Design / implementation of a minimal distributed pub sub

  1. I am looking for something more useful than “just use Phoenix.PubSub”

  2. I understand there are various security issues. For our definition of ‘minimal’, let us consider the following operations:

control: HashMap<Channel, HashSet<Client>>

fn send_msg(c: Channel, msg: Msg) {
  for client in control.get(c) {
    client.send(msg);
  }
}

fn add_channel(c: Channel) {
  control.insert(c);
}

fn del_channel(c: Channel) {
  send_msg(c, "exit");
  control.delete(c);
}

fn add_client(c: Channel, client: Client) {
  control[c].insert(client);
}

fn del_client(c: Channel, client: Client) {
  control[c].del(client);
}
  1. Now, here is the question. How do we make this distributed ? How do we shard the ‘control’? How do messages get routed to the right place?

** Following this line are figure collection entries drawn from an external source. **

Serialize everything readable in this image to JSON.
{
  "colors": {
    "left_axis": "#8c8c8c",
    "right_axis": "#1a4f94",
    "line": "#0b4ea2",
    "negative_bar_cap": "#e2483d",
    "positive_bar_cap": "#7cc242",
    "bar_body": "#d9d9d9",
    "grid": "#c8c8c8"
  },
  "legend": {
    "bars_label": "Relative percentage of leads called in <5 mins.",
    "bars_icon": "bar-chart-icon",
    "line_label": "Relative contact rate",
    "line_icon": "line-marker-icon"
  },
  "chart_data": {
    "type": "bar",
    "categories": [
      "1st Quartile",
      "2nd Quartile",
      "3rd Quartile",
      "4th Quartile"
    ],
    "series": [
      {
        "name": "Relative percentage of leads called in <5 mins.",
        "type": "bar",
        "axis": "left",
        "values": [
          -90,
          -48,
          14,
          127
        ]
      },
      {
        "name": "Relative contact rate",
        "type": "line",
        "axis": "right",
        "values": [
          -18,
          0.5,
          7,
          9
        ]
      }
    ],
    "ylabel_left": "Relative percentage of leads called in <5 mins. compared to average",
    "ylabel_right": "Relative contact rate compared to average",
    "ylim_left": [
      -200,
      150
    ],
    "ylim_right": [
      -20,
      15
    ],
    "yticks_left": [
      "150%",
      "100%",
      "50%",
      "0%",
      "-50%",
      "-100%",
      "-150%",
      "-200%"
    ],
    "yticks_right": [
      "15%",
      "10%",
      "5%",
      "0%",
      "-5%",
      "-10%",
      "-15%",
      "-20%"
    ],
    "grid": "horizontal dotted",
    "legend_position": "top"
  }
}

I am looking for things on the level of pseudocode/working-code (not informal English descriptions).

Any recommendations for tutorials / books that works through the design / implementation of such a system ?

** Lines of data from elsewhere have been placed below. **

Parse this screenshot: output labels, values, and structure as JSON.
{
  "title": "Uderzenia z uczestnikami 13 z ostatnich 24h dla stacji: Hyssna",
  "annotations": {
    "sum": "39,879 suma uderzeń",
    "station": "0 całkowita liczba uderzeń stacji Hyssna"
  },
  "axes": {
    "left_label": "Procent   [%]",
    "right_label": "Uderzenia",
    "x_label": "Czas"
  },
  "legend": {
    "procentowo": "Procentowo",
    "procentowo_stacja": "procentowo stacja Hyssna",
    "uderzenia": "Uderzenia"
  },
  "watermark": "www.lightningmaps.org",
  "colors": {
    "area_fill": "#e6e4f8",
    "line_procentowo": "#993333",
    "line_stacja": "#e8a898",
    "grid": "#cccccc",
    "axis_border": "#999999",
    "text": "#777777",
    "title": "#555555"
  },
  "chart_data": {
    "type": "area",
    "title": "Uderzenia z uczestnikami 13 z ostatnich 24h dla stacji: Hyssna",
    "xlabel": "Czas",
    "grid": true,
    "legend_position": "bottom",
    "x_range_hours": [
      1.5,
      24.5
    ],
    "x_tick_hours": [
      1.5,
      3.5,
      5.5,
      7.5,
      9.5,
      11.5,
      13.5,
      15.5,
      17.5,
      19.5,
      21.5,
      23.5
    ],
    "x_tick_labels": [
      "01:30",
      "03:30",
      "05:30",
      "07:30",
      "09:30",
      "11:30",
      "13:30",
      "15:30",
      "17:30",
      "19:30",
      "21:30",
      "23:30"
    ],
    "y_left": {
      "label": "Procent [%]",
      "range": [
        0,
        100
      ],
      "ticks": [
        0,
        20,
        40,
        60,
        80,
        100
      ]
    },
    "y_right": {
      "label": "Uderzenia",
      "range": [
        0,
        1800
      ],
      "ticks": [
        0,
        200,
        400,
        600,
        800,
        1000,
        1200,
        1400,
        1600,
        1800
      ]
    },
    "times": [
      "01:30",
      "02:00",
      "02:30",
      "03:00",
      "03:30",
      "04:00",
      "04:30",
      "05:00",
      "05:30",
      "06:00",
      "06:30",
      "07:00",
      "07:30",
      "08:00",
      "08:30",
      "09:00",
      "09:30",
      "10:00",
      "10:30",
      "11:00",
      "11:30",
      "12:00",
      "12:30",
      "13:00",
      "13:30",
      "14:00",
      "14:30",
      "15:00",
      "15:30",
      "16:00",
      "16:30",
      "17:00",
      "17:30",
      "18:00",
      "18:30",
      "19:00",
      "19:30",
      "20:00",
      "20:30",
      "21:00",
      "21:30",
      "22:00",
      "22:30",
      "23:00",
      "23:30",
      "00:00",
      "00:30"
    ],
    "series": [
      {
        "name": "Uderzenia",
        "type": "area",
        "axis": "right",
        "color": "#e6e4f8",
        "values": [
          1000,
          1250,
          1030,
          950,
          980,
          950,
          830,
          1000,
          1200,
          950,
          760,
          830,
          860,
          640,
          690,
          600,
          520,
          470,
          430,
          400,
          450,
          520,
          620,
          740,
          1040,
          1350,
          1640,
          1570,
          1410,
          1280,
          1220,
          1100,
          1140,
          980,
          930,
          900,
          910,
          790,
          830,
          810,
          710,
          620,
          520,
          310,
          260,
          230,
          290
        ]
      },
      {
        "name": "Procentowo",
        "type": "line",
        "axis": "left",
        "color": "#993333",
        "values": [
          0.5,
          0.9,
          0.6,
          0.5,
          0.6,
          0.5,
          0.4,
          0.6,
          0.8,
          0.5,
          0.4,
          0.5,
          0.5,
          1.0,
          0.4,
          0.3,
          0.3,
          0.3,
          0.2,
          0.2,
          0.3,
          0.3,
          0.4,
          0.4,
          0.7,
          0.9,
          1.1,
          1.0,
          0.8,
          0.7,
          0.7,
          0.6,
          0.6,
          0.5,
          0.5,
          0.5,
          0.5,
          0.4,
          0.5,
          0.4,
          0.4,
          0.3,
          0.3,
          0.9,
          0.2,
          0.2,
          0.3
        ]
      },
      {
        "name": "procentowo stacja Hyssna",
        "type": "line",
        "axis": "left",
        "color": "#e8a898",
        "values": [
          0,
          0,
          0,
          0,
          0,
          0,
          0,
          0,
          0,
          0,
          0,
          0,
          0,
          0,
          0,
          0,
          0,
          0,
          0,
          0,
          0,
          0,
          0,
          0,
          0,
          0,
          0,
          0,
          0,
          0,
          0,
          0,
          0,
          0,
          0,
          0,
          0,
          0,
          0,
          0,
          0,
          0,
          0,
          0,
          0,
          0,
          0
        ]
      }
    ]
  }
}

I’d recommend checking out the erlang :pg module, which is what Phoenix PubSub uses under the hood in one of it’s adapters.
This module implements distributed process groups. A process can subscribe to a group(which could be your topic, following the phoenix pubsub analogy), and you can fetch all the members of a group and send them a message to do a broadcast. The groups list is managed by :pg itself, so you don’t have to worry about adding them and doing cleanup.

A minimal implementation of your use case would be:

defmodule PubSub do

  @type channel :: any
  @type client :: pid

  @spec send_msg(channel, any) :: :ok
  def send_msg(channel, msg) do
    for client <- :pg.get_members(channel) do
      send(client, msg)
    end
    :ok
  end

  @spec add_client(channel, client) :: :ok
  def add_client(channel, client) do
    :pg.join(channel, pid)
  end

  @spec del_client(channel, client) :: :ok
  def del_client(channel, client) do
    :pg.leave(channel, client)
  end
end

Note that add_channel and del_channel are not needed, as that’s handled automatically by :pg.
Distribution is handled automatically by Elixir, since you can send messages between nodes and it’s managed by erlang’s distribution.

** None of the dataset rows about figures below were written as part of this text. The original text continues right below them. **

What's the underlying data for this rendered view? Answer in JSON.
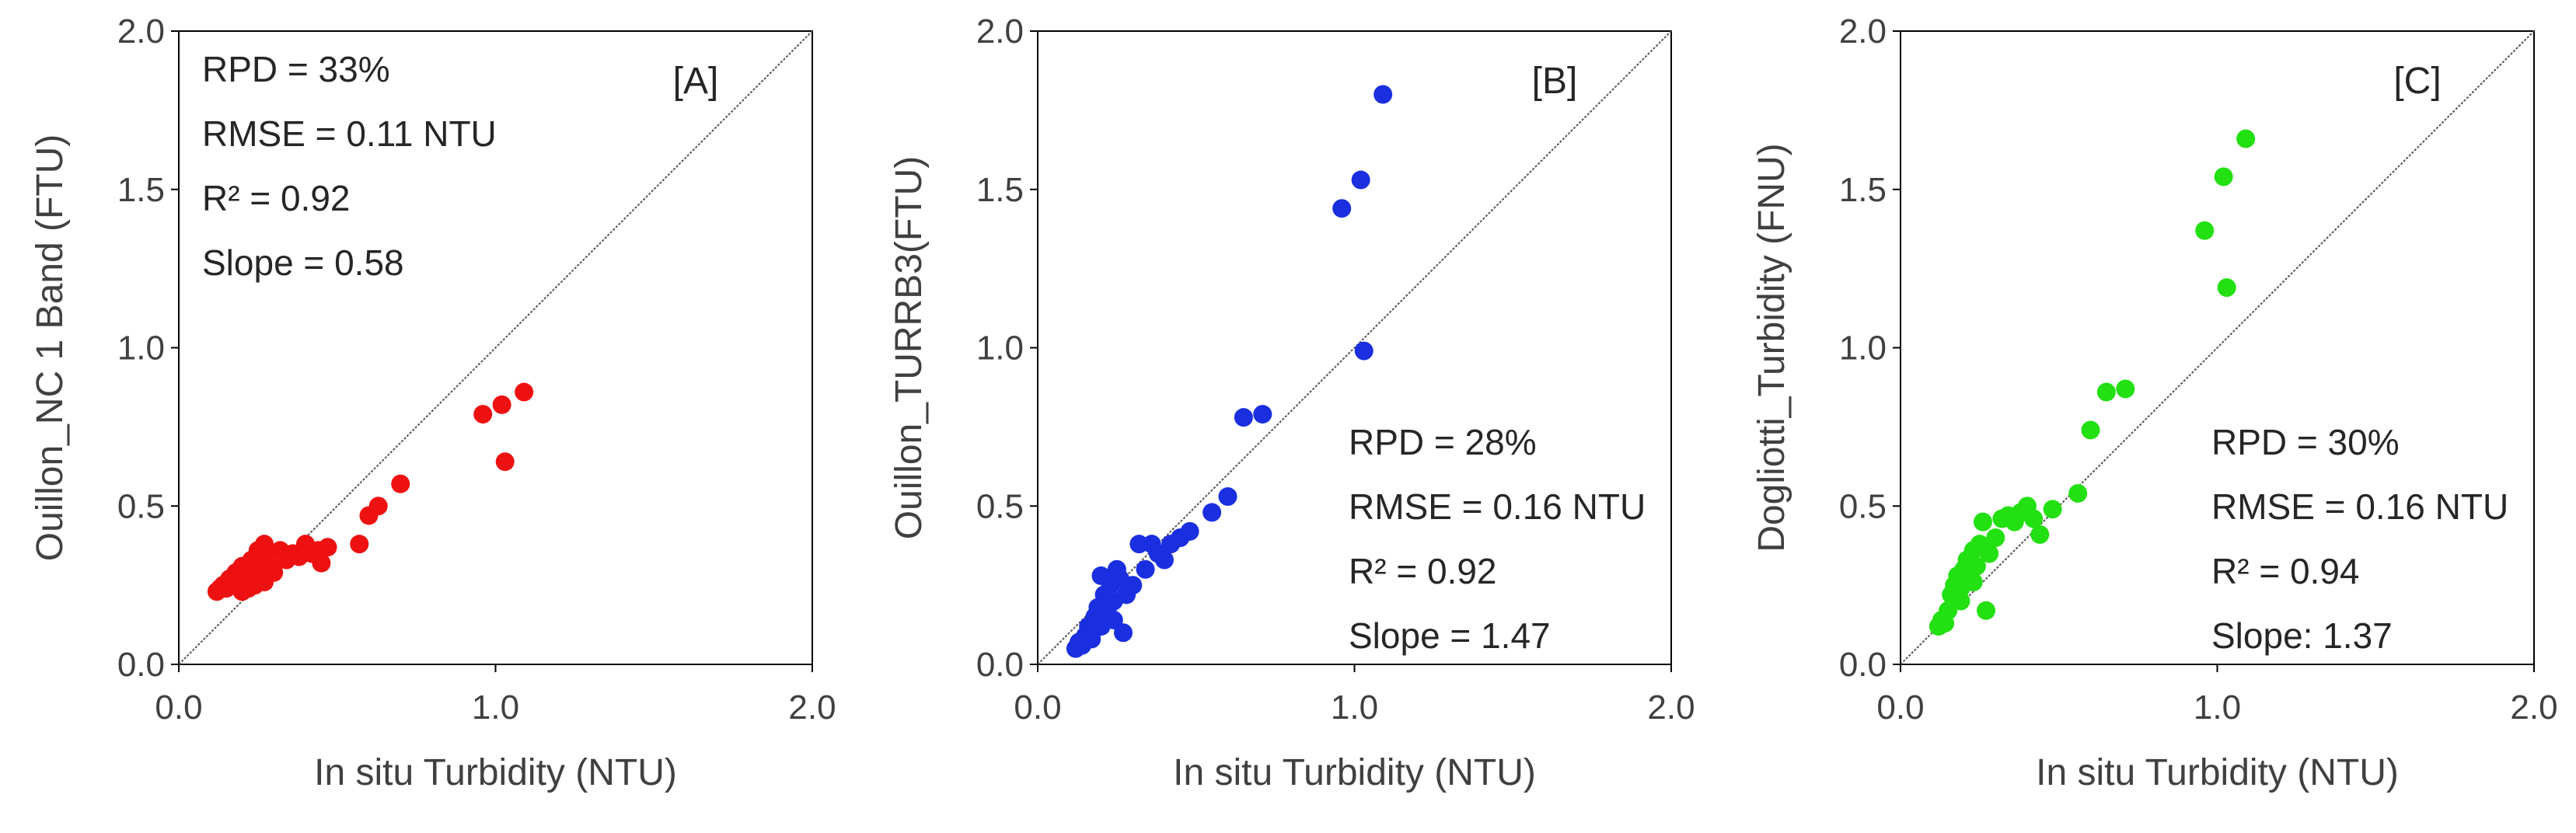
{
  "chart_data": [
    {
      "type": "scatter",
      "panel_label": "[A]",
      "xlabel": "In situ Turbidity (NTU)",
      "ylabel": "Ouillon_NC 1 Band (FTU)",
      "xlim": [
        0,
        2
      ],
      "ylim": [
        0,
        2
      ],
      "xticks": [
        "0.0",
        "1.0",
        "2.0"
      ],
      "yticks": [
        "0.0",
        "0.5",
        "1.0",
        "1.5",
        "2.0"
      ],
      "one_to_one_line": true,
      "color": "#ee1111",
      "stats_position": "top-left",
      "stats": [
        "RPD = 33%",
        "RMSE = 0.11 NTU",
        "R² = 0.92",
        "Slope = 0.58"
      ],
      "points": [
        [
          0.12,
          0.23
        ],
        [
          0.13,
          0.24
        ],
        [
          0.14,
          0.25
        ],
        [
          0.15,
          0.24
        ],
        [
          0.16,
          0.27
        ],
        [
          0.17,
          0.25
        ],
        [
          0.18,
          0.29
        ],
        [
          0.19,
          0.26
        ],
        [
          0.2,
          0.31
        ],
        [
          0.21,
          0.27
        ],
        [
          0.22,
          0.24
        ],
        [
          0.23,
          0.33
        ],
        [
          0.24,
          0.28
        ],
        [
          0.25,
          0.36
        ],
        [
          0.26,
          0.3
        ],
        [
          0.27,
          0.26
        ],
        [
          0.28,
          0.34
        ],
        [
          0.29,
          0.31
        ],
        [
          0.3,
          0.29
        ],
        [
          0.32,
          0.36
        ],
        [
          0.34,
          0.33
        ],
        [
          0.36,
          0.35
        ],
        [
          0.38,
          0.34
        ],
        [
          0.4,
          0.38
        ],
        [
          0.42,
          0.35
        ],
        [
          0.44,
          0.36
        ],
        [
          0.45,
          0.32
        ],
        [
          0.47,
          0.37
        ],
        [
          0.57,
          0.38
        ],
        [
          0.6,
          0.47
        ],
        [
          0.63,
          0.5
        ],
        [
          0.7,
          0.57
        ],
        [
          0.96,
          0.79
        ],
        [
          1.02,
          0.82
        ],
        [
          1.03,
          0.64
        ],
        [
          1.09,
          0.86
        ],
        [
          0.2,
          0.23
        ],
        [
          0.24,
          0.25
        ],
        [
          0.27,
          0.38
        ],
        [
          0.22,
          0.3
        ]
      ]
    },
    {
      "type": "scatter",
      "panel_label": "[B]",
      "xlabel": "In situ Turbidity (NTU)",
      "ylabel": "Ouillon_TURRB3(FTU)",
      "xlim": [
        0,
        2
      ],
      "ylim": [
        0,
        2
      ],
      "xticks": [
        "0.0",
        "1.0",
        "2.0"
      ],
      "yticks": [
        "0.0",
        "0.5",
        "1.0",
        "1.5",
        "2.0"
      ],
      "one_to_one_line": true,
      "color": "#1a2fe0",
      "stats_position": "middle-right",
      "stats": [
        "RPD = 28%",
        "RMSE = 0.16 NTU",
        "R² = 0.92",
        "Slope = 1.47"
      ],
      "points": [
        [
          0.12,
          0.05
        ],
        [
          0.13,
          0.07
        ],
        [
          0.14,
          0.06
        ],
        [
          0.15,
          0.09
        ],
        [
          0.16,
          0.12
        ],
        [
          0.17,
          0.08
        ],
        [
          0.18,
          0.15
        ],
        [
          0.19,
          0.18
        ],
        [
          0.2,
          0.12
        ],
        [
          0.21,
          0.22
        ],
        [
          0.22,
          0.17
        ],
        [
          0.23,
          0.25
        ],
        [
          0.24,
          0.2
        ],
        [
          0.25,
          0.3
        ],
        [
          0.26,
          0.27
        ],
        [
          0.27,
          0.1
        ],
        [
          0.28,
          0.22
        ],
        [
          0.3,
          0.25
        ],
        [
          0.32,
          0.38
        ],
        [
          0.34,
          0.3
        ],
        [
          0.36,
          0.38
        ],
        [
          0.38,
          0.35
        ],
        [
          0.4,
          0.33
        ],
        [
          0.42,
          0.38
        ],
        [
          0.45,
          0.4
        ],
        [
          0.48,
          0.42
        ],
        [
          0.55,
          0.48
        ],
        [
          0.6,
          0.53
        ],
        [
          0.65,
          0.78
        ],
        [
          0.71,
          0.79
        ],
        [
          0.96,
          1.44
        ],
        [
          1.02,
          1.53
        ],
        [
          1.03,
          0.99
        ],
        [
          1.09,
          1.8
        ],
        [
          0.2,
          0.28
        ],
        [
          0.24,
          0.14
        ]
      ]
    },
    {
      "type": "scatter",
      "panel_label": "[C]",
      "xlabel": "In situ Turbidity (NTU)",
      "ylabel": "Dogliotti_Turbidity (FNU)",
      "xlim": [
        0,
        2
      ],
      "ylim": [
        0,
        2
      ],
      "xticks": [
        "0.0",
        "1.0",
        "2.0"
      ],
      "yticks": [
        "0.0",
        "0.5",
        "1.0",
        "1.5",
        "2.0"
      ],
      "one_to_one_line": true,
      "color": "#22e011",
      "stats_position": "middle-right",
      "stats": [
        "RPD = 30%",
        "RMSE = 0.16 NTU",
        "R² = 0.94",
        "Slope: 1.37"
      ],
      "points": [
        [
          0.12,
          0.12
        ],
        [
          0.13,
          0.14
        ],
        [
          0.14,
          0.13
        ],
        [
          0.15,
          0.17
        ],
        [
          0.16,
          0.22
        ],
        [
          0.17,
          0.25
        ],
        [
          0.18,
          0.28
        ],
        [
          0.19,
          0.24
        ],
        [
          0.2,
          0.3
        ],
        [
          0.21,
          0.33
        ],
        [
          0.22,
          0.27
        ],
        [
          0.23,
          0.36
        ],
        [
          0.24,
          0.31
        ],
        [
          0.25,
          0.38
        ],
        [
          0.26,
          0.45
        ],
        [
          0.27,
          0.17
        ],
        [
          0.28,
          0.35
        ],
        [
          0.3,
          0.4
        ],
        [
          0.32,
          0.46
        ],
        [
          0.34,
          0.47
        ],
        [
          0.36,
          0.45
        ],
        [
          0.38,
          0.48
        ],
        [
          0.4,
          0.5
        ],
        [
          0.42,
          0.46
        ],
        [
          0.44,
          0.41
        ],
        [
          0.48,
          0.49
        ],
        [
          0.56,
          0.54
        ],
        [
          0.6,
          0.74
        ],
        [
          0.65,
          0.86
        ],
        [
          0.71,
          0.87
        ],
        [
          0.96,
          1.37
        ],
        [
          1.02,
          1.54
        ],
        [
          1.03,
          1.19
        ],
        [
          1.09,
          1.66
        ],
        [
          0.19,
          0.2
        ],
        [
          0.23,
          0.26
        ]
      ]
    }
  ]
}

If what you want is to implement something like that from scratch, then you’d need to implement the channels bookkeeping and whatever kind of consistency guarantees you need, as the rest is just regular message passing. I have never done this myself so I don’t have any code snippets to share.

2 Likes

For anyone curious: otp/lib/kernel/src/pg.erl at master · erlang/otp · GitHub – this looks really helpful. Thanks!

1 Like

If someone more versed in Erlang/OTP than me could jump in, where exactly in otp/pg.erl at master · erlang/otp · GitHub (which line) is the ‘HashMap<Channel, HashSet>’ stored ?

I guess it is implemented using ETS:

join_local_group(Scope, Group, Pid) when is_pid(Pid) ->
    case ets:lookup(Scope, Group) of
        [{Group, All, Local}] ->
            ets:insert(Scope, {Group, [Pid | All], [Pid | Local]});
        [] ->
            ets:insert(Scope, {Group, [Pid], [Pid]})
1 Like

In pg, ETS is only a cache to circumvent message passing, and speed up get_members while making it really concurrent.

Source of truth - map “Group => [Pid1, Pid2, Pid3, …]” is stored as a part of pg process state: otp/pg.erl at master · erlang/otp · GitHub

Since pg is expected to be used for highly distributed use-cases, this map is added per “scope process”, implementing overlay networks (see some older documentation here: spg/README.md at master · max-au/spg · GitHub )

1 Like